PSILOGO

Laboratory for Particle Physics (LTP)


LTP Colloquium

Autonomous Vision-controlled Micro Flying Robots: Challenges and Opportunities

Thursday, February 27, 2014, 16:00
OSGA/E6

D. Scaramuzza, U. of Zurich

Abstract:
In the last two years, we have heard a lot of news about drones, small autonomous flying vehicles. Flying robots have numerous advantages over ground vehicles: they can get access to environments where humans cannot get access to and, furthermore, they have much more agility than any other ground vehicle. Unfortunately, their dynamics makes them extremely difficult to control and this is particularly true in GPS-denied environments. In this talk, I will present challenges and results for both ground vehicles and flying robots, from localization in GPS-denied environments to motion estimation. I will show several experiments and real-world applications where these systems perform successfully and those where their applications is still limited by the current technology.

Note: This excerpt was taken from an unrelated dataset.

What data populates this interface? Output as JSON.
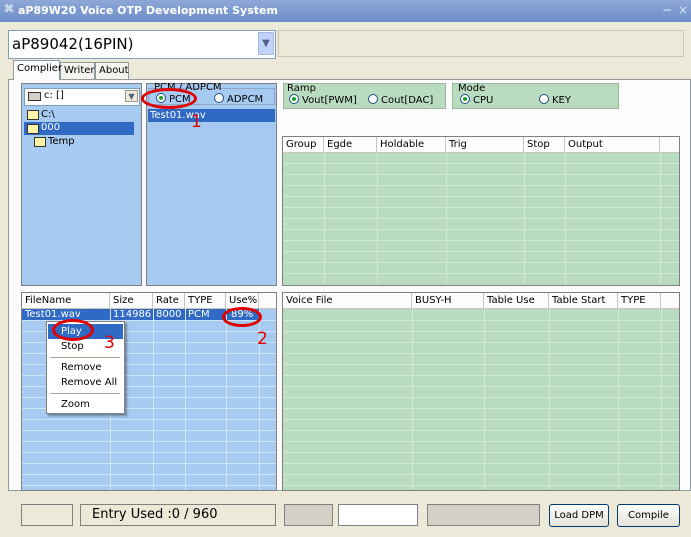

Davide Scaramuzza (1980, Italian) is Professor of Robotics at the University of Zurich and Adjunct Faculty at ETH Zurich. He is founder and director of the Robotics and Perception Group (http://rpg.ifi.uzh.ch). He received his PhD (2008) in Robotics and Computer Vision at ETH Zurich. He was Postdoc at both ETH Zurich (with Roland Siegwart) and the University of Pennsylvania (with Vijay Kumar), where he worked on autonomous navigation of micro aerial vehicles. From 2009 to 2012, he led the European project 'SFLY', which focused on autonomous navigation of micro helicopters in GPS-denied environments using vision as the main sensor modality. For his research, he was awarded the IEEE Robotics and Automation Early Career Award (2014), a Google Research Award (2014), the European Young Researcher Award (2012), and the Robotdalen Scientific Award (2009). He is coauthor of the 2nd edition of the book “Introduction to Autonomous Mobile Robots” (MIT Press). He is also author of the first open-source Omnidirectional Camera Calibration Toolbox for MATLAB, which, besides thousands of downloads worldwide, is also currently used at NASA, Philips, Bosch, and Daimler. Finally, he is author of several top-ranked robotics and computer vision journals. His research interests are field and service robotics, intelligent vehicles, and computer vision. Specifically, he investigates the use of cameras as the main sensors for robot navigation, mapping, exploration, reasoning, and interpretation. His interests encompass both ground and flying vehicles.